Related to that is the likelihood that for much of the Earth’s “middle ages” atmospheric oxygen levels were much lower than today’s.The author’s theory is just 10% of today’s levels.
That’s until around 630 million years ago, when at least some deep ocean waters became oxygenated, evidence from iron and molybdenum indicate. That takes the story to Newfoundland, and fossils from the Edicaran era of some 575 million years ago, including rangeomorphs, which lived, attached to the ocean floor, too deep to be photosynthesising, without a gut or reproductive organs. These were probably thus animals, although animals with no living relatives of even the most distant kind, obtaining their oxygen by passive diffusion across their surface. One theory suggests that this evolution was driven by high rates of organic matter burial as the supercontinent Rodinia broke up. Still, however, we’re at only 15% of current-day oxygen levels.
But where this gets really fascinating is the still very speculative discussion of how animals might have actually influenced the oxygen levels, at least in different parts of the oceans. This is where the idea that the Earth even then was having its chemistry fundamentally shaped and reshaped by living things, just as we’ve more obviously created the Anthropocene today. For the oxygenation of those waters might reflect the development of zooplankton, which from the surface of the ocean produced fast-sinking fecal pellets that would decompose less in the upper layers of the ocean than earlier, slower-settling biomass, increasing their oxygenation.
Plants have a role to play in the next understood period of fluctuation, the Permian and Carboniferous, when oxygen levels rose to up to around 35% (today about 21%). Plants, growing big and tall with lignin and cellulose, which are slow to decay, pumped out oxygen, and often when trapped in anaerobic environments like swamps, didn’t break down. (This of course is the source of much of the fossil fuels we’ve been burning up at a great rate – finally releasing that carbon.) Fascinatingly, some of the giant insects of these primordial forests would not be able to fly today, but the extra oxygen allowed rates of respiration that allowed the energy to keep them afloat.
That tale, told blow by blow, reflects the general approach of the book – it doesn’t just explain the conclusions, but how researchers have arrived at them. It probably isn’t for everyone; you’ll need either a bit of scientific background, or a preparedness to read and re-read, to follow the story, but if you’ve either of those this makes a gripping, fascinating story.

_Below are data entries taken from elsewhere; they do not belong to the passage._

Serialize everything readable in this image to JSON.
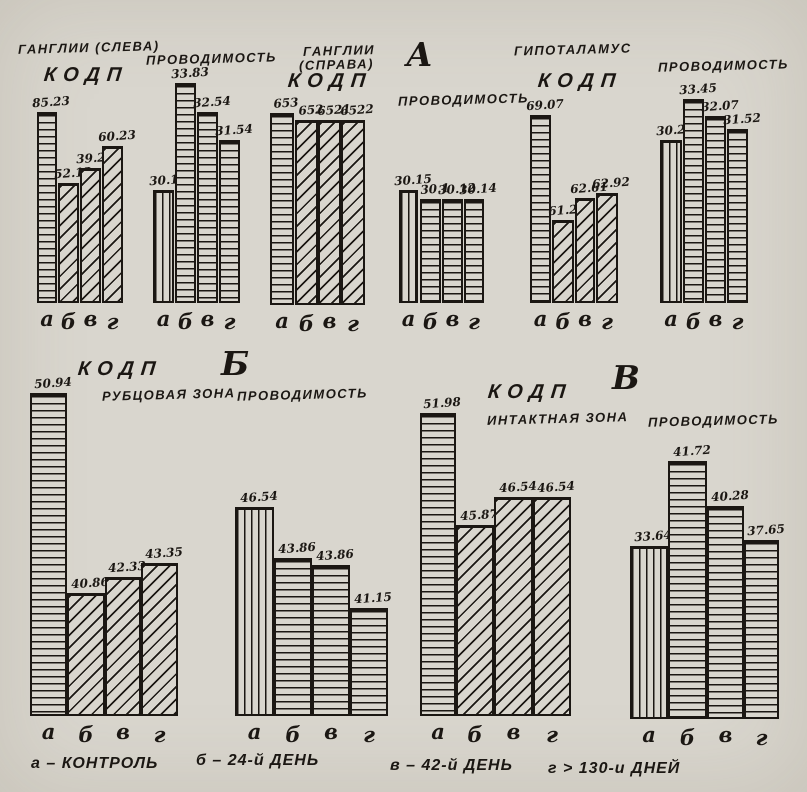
{
  "page": {
    "colors": {
      "paper": "#d9d6ce",
      "ink": "#1b1713"
    }
  },
  "sections": {
    "a": "А",
    "b": "Б",
    "v": "В"
  },
  "legend": {
    "items": [
      "а – КОНТРОЛЬ",
      "б – 24-й ДЕНЬ",
      "в – 42-й ДЕНЬ",
      "г > 130-и ДНЕЙ"
    ]
  },
  "chart_data": [
    {
      "id": "ganglia-left-kodp",
      "type": "bar",
      "region": "ГАНГЛИИ (СЛЕВА)",
      "header": "КОДП",
      "categories": [
        "а",
        "б",
        "в",
        "г"
      ],
      "values": [
        85.23,
        52.12,
        39.21,
        60.23
      ],
      "value_labels": [
        "85.23",
        "52.12",
        "39.21",
        "60.23"
      ],
      "hatches": [
        "h",
        "d",
        "d",
        "d"
      ]
    },
    {
      "id": "ganglia-left-conductivity",
      "type": "bar",
      "title": "ПРОВОДИМОСТЬ",
      "categories": [
        "а",
        "б",
        "в",
        "г"
      ],
      "values": [
        30.12,
        33.83,
        32.54,
        31.54
      ],
      "value_labels": [
        "30.12",
        "33.83",
        "32.54",
        "31.54"
      ],
      "hatches": [
        "v",
        "h",
        "h",
        "h"
      ]
    },
    {
      "id": "ganglia-right-kodp",
      "type": "bar",
      "region": "ГАНГЛИИ",
      "region2": "(СПРАВА)",
      "header": "КОДП",
      "categories": [
        "а",
        "б",
        "в",
        "г"
      ],
      "values": [
        65.3,
        65.2,
        65.21,
        65.22
      ],
      "value_labels": [
        "653",
        "652",
        "6521",
        "6522"
      ],
      "hatches": [
        "h",
        "d",
        "d",
        "d"
      ]
    },
    {
      "id": "ganglia-right-conductivity",
      "type": "bar",
      "title": "ПРОВОДИМОСТЬ",
      "categories": [
        "а",
        "б",
        "в",
        "г"
      ],
      "values": [
        30.15,
        30.1,
        30.12,
        30.14
      ],
      "value_labels": [
        "30.15",
        "30.1",
        "30.12",
        "30.14"
      ],
      "hatches": [
        "v",
        "h",
        "h",
        "h"
      ]
    },
    {
      "id": "hypothalamus-kodp",
      "type": "bar",
      "region": "ГИПОТАЛАМУС",
      "header": "КОДП",
      "categories": [
        "а",
        "б",
        "в",
        "г"
      ],
      "values": [
        69.07,
        61.29,
        62.61,
        62.92
      ],
      "value_labels": [
        "69.07",
        "61.29",
        "62.61",
        "62.92"
      ],
      "hatches": [
        "h",
        "d",
        "d",
        "d"
      ]
    },
    {
      "id": "hypothalamus-conductivity",
      "type": "bar",
      "title": "ПРОВОДИМОСТЬ",
      "categories": [
        "а",
        "б",
        "в",
        "г"
      ],
      "values": [
        30.25,
        33.45,
        32.07,
        31.52
      ],
      "value_labels": [
        "30.25",
        "33.45",
        "32.07",
        "31.52"
      ],
      "hatches": [
        "v",
        "h",
        "h",
        "h"
      ]
    },
    {
      "id": "scar-zone-kodp",
      "type": "bar",
      "header": "КОДП",
      "region": "РУБЦОВАЯ ЗОНА",
      "categories": [
        "а",
        "б",
        "в",
        "г"
      ],
      "values": [
        50.94,
        40.86,
        42.33,
        43.35
      ],
      "value_labels": [
        "50.94",
        "40.86",
        "42.33",
        "43.35"
      ],
      "hatches": [
        "h",
        "d",
        "d",
        "d"
      ]
    },
    {
      "id": "scar-zone-conductivity",
      "type": "bar",
      "title": "ПРОВОДИМОСТЬ",
      "categories": [
        "а",
        "б",
        "в",
        "г"
      ],
      "values": [
        46.54,
        43.86,
        43.86,
        41.15
      ],
      "value_labels": [
        "46.54",
        "43.86",
        "43.86",
        "41.15"
      ],
      "hatches": [
        "v",
        "h",
        "h",
        "h"
      ]
    },
    {
      "id": "intact-zone-kodp",
      "type": "bar",
      "header": "КОДП",
      "region": "ИНТАКТНАЯ ЗОНА",
      "categories": [
        "а",
        "б",
        "в",
        "г"
      ],
      "values": [
        51.98,
        45.87,
        46.54,
        46.54
      ],
      "value_labels": [
        "51.98",
        "45.87",
        "46.54",
        "46.54"
      ],
      "hatches": [
        "h",
        "d",
        "d",
        "d"
      ]
    },
    {
      "id": "intact-zone-conductivity",
      "type": "bar",
      "title": "ПРОВОДИМОСТЬ",
      "categories": [
        "а",
        "б",
        "в",
        "г"
      ],
      "values": [
        33.64,
        41.72,
        40.28,
        37.65
      ],
      "value_labels": [
        "33.64",
        "41.72",
        "40.28",
        "37.65"
      ],
      "hatches": [
        "v",
        "h",
        "h",
        "h"
      ]
    }
  ]
}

The difficulty of making sense of the early fossil record no doubt contributed to this still unclear picture, for as Canfield explains, really old rocks have invariably been subjected to massive forces of change, particularly heat. So the organic matter in some of the oldest rocks containing it, 3.8 billion year old samples from Isua, Greenland, have been completely converted into graphite as a result of heat. The balance of carbon isotopes in those indicates the existence of life, through what’s known as the Rubusico pathway (the name of an enzyme). And this was deposited on the floor of an ocean, as we’d expect from life in an upper ocean. But many organisms other than cyanobacteria use the pathway, so it isn’t proof of photosyntheising organisms.

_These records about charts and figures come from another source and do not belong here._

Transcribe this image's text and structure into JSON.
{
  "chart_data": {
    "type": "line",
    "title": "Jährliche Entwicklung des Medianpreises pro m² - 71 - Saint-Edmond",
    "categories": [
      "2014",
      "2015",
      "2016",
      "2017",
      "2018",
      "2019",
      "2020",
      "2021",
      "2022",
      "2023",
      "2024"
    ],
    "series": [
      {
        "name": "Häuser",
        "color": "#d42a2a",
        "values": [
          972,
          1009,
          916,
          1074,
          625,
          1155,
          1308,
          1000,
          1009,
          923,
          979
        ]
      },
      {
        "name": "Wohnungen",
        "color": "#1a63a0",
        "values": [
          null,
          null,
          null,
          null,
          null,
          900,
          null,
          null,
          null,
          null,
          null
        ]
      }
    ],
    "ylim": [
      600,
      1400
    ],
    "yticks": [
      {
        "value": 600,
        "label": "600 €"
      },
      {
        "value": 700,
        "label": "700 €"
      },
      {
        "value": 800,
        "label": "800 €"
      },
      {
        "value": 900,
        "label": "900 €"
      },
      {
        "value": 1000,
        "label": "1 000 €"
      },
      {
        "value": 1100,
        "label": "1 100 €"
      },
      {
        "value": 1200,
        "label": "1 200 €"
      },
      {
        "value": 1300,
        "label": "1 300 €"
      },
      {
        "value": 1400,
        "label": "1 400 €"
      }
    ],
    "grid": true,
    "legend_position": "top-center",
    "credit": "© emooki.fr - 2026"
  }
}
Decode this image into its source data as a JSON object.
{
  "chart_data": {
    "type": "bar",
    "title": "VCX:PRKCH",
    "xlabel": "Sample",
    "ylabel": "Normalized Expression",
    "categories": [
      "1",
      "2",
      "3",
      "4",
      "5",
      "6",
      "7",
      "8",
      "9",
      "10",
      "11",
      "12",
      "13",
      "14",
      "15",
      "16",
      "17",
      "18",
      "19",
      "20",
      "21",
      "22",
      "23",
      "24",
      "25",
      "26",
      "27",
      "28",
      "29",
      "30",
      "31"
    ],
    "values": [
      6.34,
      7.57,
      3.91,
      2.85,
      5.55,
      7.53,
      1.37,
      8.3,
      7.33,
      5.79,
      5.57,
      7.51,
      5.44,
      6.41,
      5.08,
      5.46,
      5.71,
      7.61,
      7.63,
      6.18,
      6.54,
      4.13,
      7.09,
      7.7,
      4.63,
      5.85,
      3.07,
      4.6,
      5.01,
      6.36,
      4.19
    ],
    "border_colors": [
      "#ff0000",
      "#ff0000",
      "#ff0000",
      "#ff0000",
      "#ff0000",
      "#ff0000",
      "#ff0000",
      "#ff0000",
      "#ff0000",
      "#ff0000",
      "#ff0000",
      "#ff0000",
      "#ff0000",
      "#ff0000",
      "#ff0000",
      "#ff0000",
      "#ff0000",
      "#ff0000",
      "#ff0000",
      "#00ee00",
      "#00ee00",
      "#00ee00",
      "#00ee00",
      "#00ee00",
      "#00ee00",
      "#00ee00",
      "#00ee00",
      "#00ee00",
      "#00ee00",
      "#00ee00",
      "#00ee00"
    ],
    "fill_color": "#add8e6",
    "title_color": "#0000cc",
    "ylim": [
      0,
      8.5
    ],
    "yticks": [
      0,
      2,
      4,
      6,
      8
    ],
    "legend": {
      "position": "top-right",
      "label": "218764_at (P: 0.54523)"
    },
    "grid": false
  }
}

Still, it’s clear that we now now a lot more – at least what questions to keep asking – about the Earth’s early history. And in understanding that, hopefully we can come to understand more about how we, as the dominant animals, are causing such massive impacts on our world today. (Although as Canfield makes clear, oxygen levels aren’t anything we need to worry about in the next few million years – that’s as yet even beyond the immediate impact of human action.)